Reinforcement Learning for Chain of Thought Compression with One-Domain-to-All Generalization
Hanyu Li, Jiangshan Duo, Bofei Gao, Hailin Zhang, Sujian Li, Xiaotie Deng, Liang Zhao
TL;DR
This paper tackles the inefficiency and latency of long chain-of-thought reasoning in large language models by introducing a sample-level, gated soft compression mechanism that activates only after the model has mastered a problem. By using a mastery gate and per-sample safe-length targets, it penalizes only unnecessary verbosity without truncating unmastered solutions, and it combines this with a dynamic mixture-based training regime within a GRPO-style reinforcement learning framework.
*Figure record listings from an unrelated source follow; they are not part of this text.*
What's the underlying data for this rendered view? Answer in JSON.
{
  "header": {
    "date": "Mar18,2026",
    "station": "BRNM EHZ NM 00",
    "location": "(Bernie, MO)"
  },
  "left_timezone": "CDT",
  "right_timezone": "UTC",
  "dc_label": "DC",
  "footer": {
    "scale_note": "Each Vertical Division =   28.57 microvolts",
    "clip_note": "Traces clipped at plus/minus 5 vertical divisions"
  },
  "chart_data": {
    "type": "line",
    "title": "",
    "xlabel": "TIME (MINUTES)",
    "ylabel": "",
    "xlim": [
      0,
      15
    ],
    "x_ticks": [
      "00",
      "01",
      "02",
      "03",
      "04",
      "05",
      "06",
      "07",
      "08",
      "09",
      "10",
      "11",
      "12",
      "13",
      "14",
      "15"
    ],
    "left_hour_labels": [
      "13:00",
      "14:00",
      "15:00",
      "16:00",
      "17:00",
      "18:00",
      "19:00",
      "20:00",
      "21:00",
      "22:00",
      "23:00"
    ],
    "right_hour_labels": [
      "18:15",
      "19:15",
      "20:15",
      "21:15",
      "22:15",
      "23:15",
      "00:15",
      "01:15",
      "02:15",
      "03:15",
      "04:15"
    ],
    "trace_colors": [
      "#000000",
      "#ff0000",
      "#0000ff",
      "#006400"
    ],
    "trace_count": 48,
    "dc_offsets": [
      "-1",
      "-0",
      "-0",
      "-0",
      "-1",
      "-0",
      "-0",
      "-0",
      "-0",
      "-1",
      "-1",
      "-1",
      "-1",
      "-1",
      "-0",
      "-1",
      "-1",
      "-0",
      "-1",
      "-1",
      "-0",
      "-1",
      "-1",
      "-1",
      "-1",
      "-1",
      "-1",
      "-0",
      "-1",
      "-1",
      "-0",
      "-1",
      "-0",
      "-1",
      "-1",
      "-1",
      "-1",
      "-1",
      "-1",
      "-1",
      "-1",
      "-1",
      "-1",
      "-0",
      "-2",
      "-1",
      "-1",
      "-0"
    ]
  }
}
The approach yields 20–40% reductions in average response length while maintaining or improving accuracy, and exhibits strong cross-domain generalization from math to tasks like code, instruction following, and general knowledge QA. A stable accuracy→compression→accuracy curriculum with early stopping (pre-collapse optimum) provides a practical, repeatable post-training phase to make reasoning more efficient and generalizable.
Abstract
Chain-of-thought reasoning in large language models often creates an "overthinking trap," leading to excessive computational cost and latency for unreliable accuracy gains. Prior work has typically relied on global, static controls that risk penalizing necessary reasoning. We introduce a sample-level, soft reinforcement learning compression method that penalizes inefficiently long rollouts, but only on problems where the model has already mastered and already produced a more concise rollout. Our experiments show that this method reduces average response length by 20-40% with comparable or higher accuracy. Crucially, the compression exhibits strong cross-domain generalization; a model trained on math spontaneously shortens responses on unseen tasks like code, instruction following, and general knowledge QA, with stable or improved accuracy. We demonstrate a stable post-training curriculum (accuracy-compression-accuracy) that can ultimately produce models that are more accurate and reason more concisely, arguing that such compression method should be a standard phase in developing efficient reasoning models.